Abstract
Escape from a potential well due to an external excitation is a classical problem, relevant in many branches of physics, chemistry and engineering. The classical approach, known since the early 40s, considers the escape under the effect of white noise and is widely applied in the theory of chemical reactions. The current presentation addresses the opposite case from the viewpoint of the excitation spectrum – the escape from a potential well under narrow-band forcing. The setting itself is ubiquitous and exhibits certain typical quantitative features known for a long time.
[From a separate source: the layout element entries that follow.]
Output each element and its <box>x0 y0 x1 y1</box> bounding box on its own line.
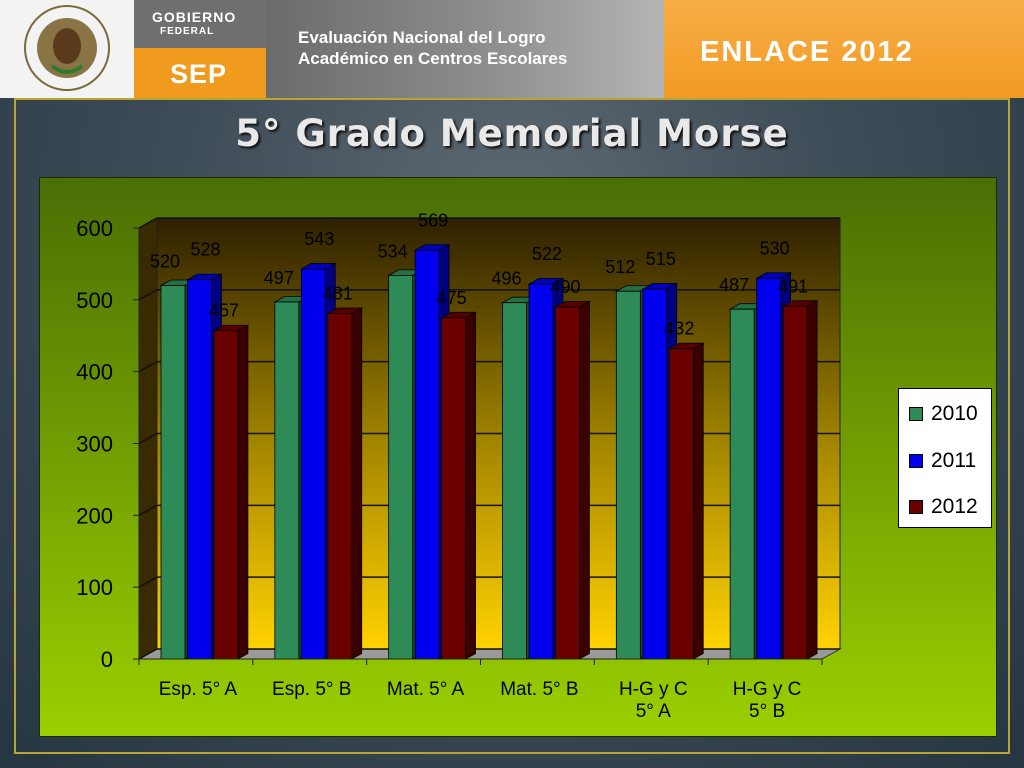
data-label-2011: 543 <box>304 229 334 249</box>
bar-front <box>782 305 808 660</box>
bar-front <box>327 313 353 660</box>
bar-front <box>213 330 239 660</box>
federal-text: FEDERAL <box>160 26 215 37</box>
x-tick-label: 5° B <box>749 701 785 722</box>
x-tick-label: H-G y C <box>733 679 802 700</box>
data-label-2011: 569 <box>418 210 448 230</box>
legend-label-2012: 2012 <box>931 495 978 518</box>
mexico-seal <box>0 0 134 98</box>
data-label-2010: 496 <box>491 269 521 289</box>
bar-front <box>642 288 668 660</box>
bar-side <box>692 342 704 660</box>
sep-box <box>134 48 266 98</box>
bar-side <box>806 300 818 660</box>
bar-front <box>615 290 641 660</box>
y-tick-label: 0 <box>101 647 113 672</box>
data-label-2010: 512 <box>605 257 635 277</box>
y-tick-label: 600 <box>76 216 113 241</box>
seal-icon <box>24 5 110 91</box>
legend-swatch-2011 <box>909 454 923 468</box>
x-tick-label: Mat. 5° B <box>500 679 578 700</box>
bar-front <box>414 249 440 660</box>
legend-label-2010: 2010 <box>931 402 978 425</box>
enlace-title: ENLACE 2012 <box>700 36 914 68</box>
bar-front <box>502 302 527 660</box>
bar-front <box>300 268 326 660</box>
bar-front <box>528 283 554 660</box>
bar-front <box>187 279 212 660</box>
data-label-2010: 534 <box>378 241 408 261</box>
bar-front <box>160 285 186 660</box>
bar-side <box>465 311 476 660</box>
eval-line-1: Evaluación Nacional del Logro <box>298 28 546 47</box>
y-tick-label: 100 <box>76 575 113 600</box>
bar-2012-1 <box>326 307 364 660</box>
gridline-side <box>138 217 158 229</box>
bar-chart: 0 100 200 300 400 500 600 520 528 457 Esp. 5° A 497… <box>39 177 997 737</box>
bar-2012-3 <box>553 300 591 660</box>
gobierno-federal-box <box>134 0 266 48</box>
gridline-side <box>138 432 158 445</box>
bar-front <box>441 317 467 660</box>
bar-2012-4 <box>667 342 705 660</box>
bar-front <box>274 301 300 660</box>
data-label-2012: 457 <box>209 301 239 321</box>
data-label-2010: 520 <box>150 251 180 271</box>
x-tick-label: 5° A <box>636 701 671 722</box>
header-banner: GOBIERNO FEDERAL SEP Evaluación Nacional… <box>0 0 1024 98</box>
data-label-2011: 522 <box>532 244 562 264</box>
chart-legend: 2010 2011 2012 <box>898 388 992 528</box>
data-label-2012: 490 <box>550 277 580 297</box>
bar-front <box>668 348 694 660</box>
bar-side <box>237 324 249 660</box>
data-label-2011: 530 <box>760 238 790 258</box>
legend-swatch-2012 <box>909 500 923 514</box>
gridline-side <box>138 648 158 660</box>
data-label-2012: 481 <box>323 283 353 303</box>
data-label-2011: 528 <box>190 240 220 260</box>
bar-side <box>579 300 590 660</box>
bar-front <box>729 308 755 660</box>
gridline-side <box>138 289 158 301</box>
legend-label-2011: 2011 <box>931 449 977 472</box>
legend-swatch-2010 <box>909 407 923 421</box>
enlace-box <box>664 0 1024 98</box>
legend-item-2011: 2011 <box>909 449 976 473</box>
bar-side <box>351 307 363 660</box>
bar-2012-5 <box>781 300 819 660</box>
slide-frame <box>14 98 1010 754</box>
data-label-2012: 432 <box>664 319 694 339</box>
y-tick-label: 400 <box>76 360 113 385</box>
bar-front <box>756 277 782 660</box>
gridline-side <box>138 361 158 373</box>
x-tick-label: Esp. 5° B <box>272 679 351 700</box>
data-label-2012: 491 <box>778 276 808 296</box>
data-label-2012: 475 <box>437 288 467 308</box>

However, only recently a mathematical approach capable to cope with the transient character of the process and the strong nonlinearity, and to predict/explain these typical features has been devised. One reveals a profound resonant underlying mechanism of the efficient (or most dangerous) escape. Appropriate reduced-order models allow predicting the dependence of the escape threshold on the forcing frequency, as well as the safe basins in the space of initial conditions. Increase of the dimensionality leads to substantial complications in the escape dynamics. Even for simple energy-preserving 2DOF models, one reveals a plethora of possible resonant and non-resonant escape mechanisms. For some of these mechanisms, it is also possible to develop efficient reduced – order models allowing deep exploration of the escape patterns.
About the Speaker
Born in Kharkov, Ukraine in 1969. Received the MSc degree in applied mathematics and physics from Moscow Institute of Physics and Technology in 1992, PhD (1995) and Doctor of Sciences (2000) degrees in mathematical and physical sciences - in the Institute of Chemical Physics in Moscow. Since 2003 with Faculty of Mechanical Engineering, Technion - Israel Institute of Technology in Haifa. Currently - chaired professor, in 2019-2022 – Dean of the Faculty. Authored more than 230 scientific papers and multiple monographs, presented numerous plenary and invited talks at major scientific conferences in the field and at professional courses.
Host: Professor Alex Vakakis